Alman devleti, başta hükümet, parlamentolar ve Anayasa
Mahkemesi olmak üzere tüm kurumlarının katılımıyla Perşembe günü Berlin’de
Gendarmenmarkt (Jandarma Pazarı) meydanındaki konser salonunda, »Alman Nasyonalsosyalist Konspirasyonu«
(NSU) adlı neonazi çetesinin katlettiği 10 kişi için bir anma töreni düzenledi.
Törenin yapılmasına istifa eden Cumhurbaşkanı Wulff karar vermişti.
Öldürülenlerin, güvenlik güçlerince katiller tesadüfen
ortaya çıkıncaya kadar »zanlı« muamelesine tabi tutulan yakınlarından »bu yanlış için« özür dileyen Şansölye
Angela Merkel, neonazi cinayetlerinin ȟlkemiz
için utanç verici« olduğunu söyledi.
Almanya yaygın medyasının matem ciddîyetinde verdiği
tören haberlerine bakanlar, sanacak ki Alman devleti neonazizme savaş açtı.
Öyle ya, ne de olsa devlet bütün kurumlarıyla törende hazır ve nazırdı.
Sahiden öyle mi?
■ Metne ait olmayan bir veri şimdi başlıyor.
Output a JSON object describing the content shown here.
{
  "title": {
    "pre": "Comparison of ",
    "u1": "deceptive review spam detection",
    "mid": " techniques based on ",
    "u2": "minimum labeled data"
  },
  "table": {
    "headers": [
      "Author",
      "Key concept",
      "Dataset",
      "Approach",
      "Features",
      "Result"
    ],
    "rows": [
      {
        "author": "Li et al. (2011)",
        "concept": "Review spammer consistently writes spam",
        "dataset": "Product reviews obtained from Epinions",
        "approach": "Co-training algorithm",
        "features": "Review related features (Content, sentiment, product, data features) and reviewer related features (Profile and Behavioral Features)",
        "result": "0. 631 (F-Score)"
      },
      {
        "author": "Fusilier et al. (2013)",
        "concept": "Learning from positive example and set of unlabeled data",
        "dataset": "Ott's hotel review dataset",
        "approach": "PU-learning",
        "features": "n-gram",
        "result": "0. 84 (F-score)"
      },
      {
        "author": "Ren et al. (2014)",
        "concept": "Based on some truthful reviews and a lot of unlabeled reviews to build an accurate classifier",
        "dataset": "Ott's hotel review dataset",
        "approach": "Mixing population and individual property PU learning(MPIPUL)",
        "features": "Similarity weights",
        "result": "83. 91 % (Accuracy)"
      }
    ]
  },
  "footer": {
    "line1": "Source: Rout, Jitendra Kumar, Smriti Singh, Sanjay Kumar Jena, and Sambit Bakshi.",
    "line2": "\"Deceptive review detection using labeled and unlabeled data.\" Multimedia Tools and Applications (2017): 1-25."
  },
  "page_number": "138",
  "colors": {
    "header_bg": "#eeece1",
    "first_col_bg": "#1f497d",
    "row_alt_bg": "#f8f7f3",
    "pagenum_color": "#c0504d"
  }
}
Almanya neonazizme savaş mı açtı, hem de
bu kurumlarıyla mı? Neonazi grup ve partilerinin faaliyetlerine göz yuman,
sadece ajan sokmakla kalmayıp, ajanları üzerinden neonazi eylemlerini
yönlendiren ve NSU adlı neonazi cinayet şebekesinin on yıl boyunca serbestçe
adam öldürmesine ve banka soymasına olanak/lojistik sağlayan kurumlar, uzaydan
mı geldiler? Bugün bile cinayetlerle ilgili bilgileri saklamaya, hatta basının
bildirdiğine göre yok etmeye çalışan gizli servisler Alman devletinin değil de,
bir muz devletinin gizli servisleri mi? Hem, madem bir devlet gösterisi
olacaktı da, neden parlamentoda değil de, bir konser salonunda bu tören yapıldı
ki?
Alman devlet erkanının yaptığı, timsah gözyaşı dökmektir.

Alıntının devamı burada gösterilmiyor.